Page:Saint-Amant - Œuvres complètes, Livet, 1855, volume 1.djvu/395

Le texte de cette page a été corrigé et est conforme au fac-similé.

Embrassez-vous, aimez-vous comme freres ;
Et vostre sel, tant chery de mes sœurs,
Sera conjoint à nos pures douceurs[1].
À ces beaux mots, qui d’un goulet sortirent,
Mes champions leur fureur amortirent ;
La paix fut faite, et moy, de tous accords,
Je resolus de m’en traiter le corps.
Sur ce dessein je commanday qu’en haste
On fist bastir un grand palais de paste,
Pour avec l’ail, l’anchoye au teint vermeil,
Le poivre blanc et le clou nompareil,
Loger en roy ce jambon que je prosne,
Ce digne mets qui des mets tient le trosne,
Et par qui seul, les juifs estant morguez,
Les bons chrestiens des Turcs sont distinguez :
Car, quand au jus que l’Alcoran prohibe,
Des moins nigaux la lippe s’en imbibe ;
Ils en sont fous, et n’observent ce poinct
Qu’en leur dormir ou lors qu’ils n’en ont point.
Dès que le four eut accompli l’ouvrage,
Dès que chés moy, tout chaud et sans naufrage,
Ce beau jambon, cet illustre pasté[2],
Couronne en chef, fut en pompe apporté,

  1. Dans les Jeux de l’inconnu, recueil facétieux attribué au comte de Cramail, on trouve (p. 162, édit. de 1645) une curieuse piece intitulée Nopces, Nopces, Nopces.
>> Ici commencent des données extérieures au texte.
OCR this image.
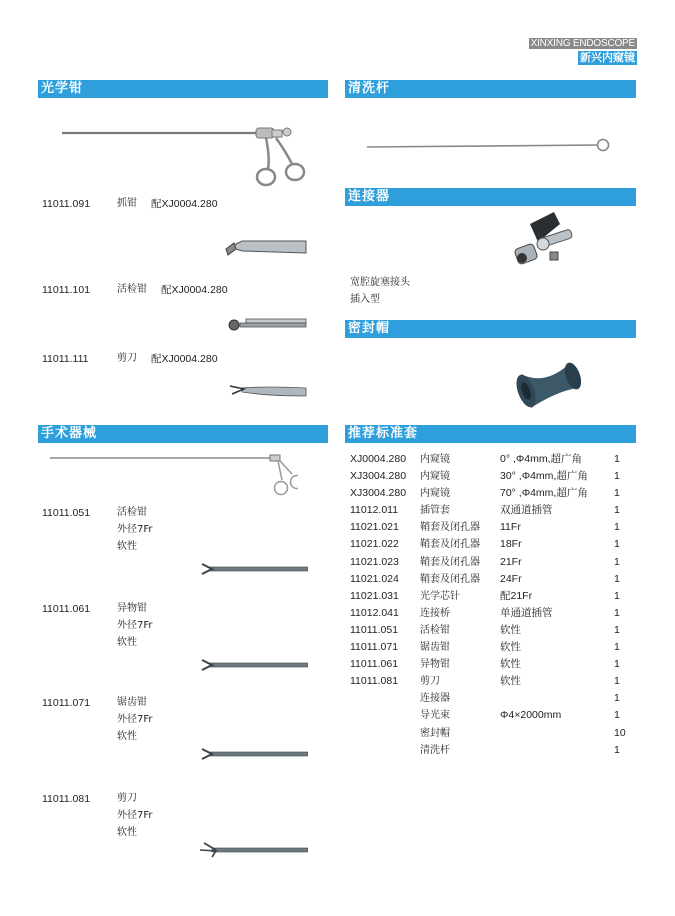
XINXING ENDOSCOPE
新兴内窥镜
光学钳
11011.091	抓钳 配XJ0004.280
11011.101	活检钳 配XJ0004.280
11011.111	剪刀 配XJ0004.280
手术器械
11011.051	活检钳
外径7Fr
软性
11011.061	异物钳
外径7Fr
软性
11011.071	锯齿钳
外径7Fr
软性
11011.081	剪刀
外径7Fr
软性
清洗杆
连接器
宽腔旋塞接头
插入型
密封帽
推荐标准套
XJ0004.280	内窥镜	0° ,Φ4mm,超广角	1
XJ3004.280	内窥镜	30° ,Φ4mm,超广角	1
XJ3004.280	内窥镜	70° ,Φ4mm,超广角	1
11012.011	插管套	双通道插管	1
11021.021	鞘套及闭孔器	11Fr	1
11021.022	鞘套及闭孔器	18Fr	1
11021.023	鞘套及闭孔器	21Fr	1
11021.024	鞘套及闭孔器	24Fr	1
11021.031	光学芯针	配21Fr	1
11012.041	连接桥	单通道插管	1
11011.051	活检钳	软性	1
11011.071	锯齿钳	软性	1
11011.061	异物钳	软性	1
11011.081	剪刀	软性	1
	连接器		1
	导光束	Φ4×2000mm	1
	密封帽		10
	清洗杆		1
La est résolue l’alliance du bœuf et de la moutarde, de l’orange et de la perdrix. — « Sçachant avec quelle fidelité le jambon ayme la bouteille, faisons-les coucher ensemble, afin qu’elle puisse soulager le feu de son amant et la soif des beuveurs. » Ce passage se complète par les vers où Saint-Amant parle de leurs « caresses muettes, de leurs agréables signes, de leurs longs regards. » — Voy. aussi les Fleurs, fleurettes et passe-temps, indiqués note 1, p. 342.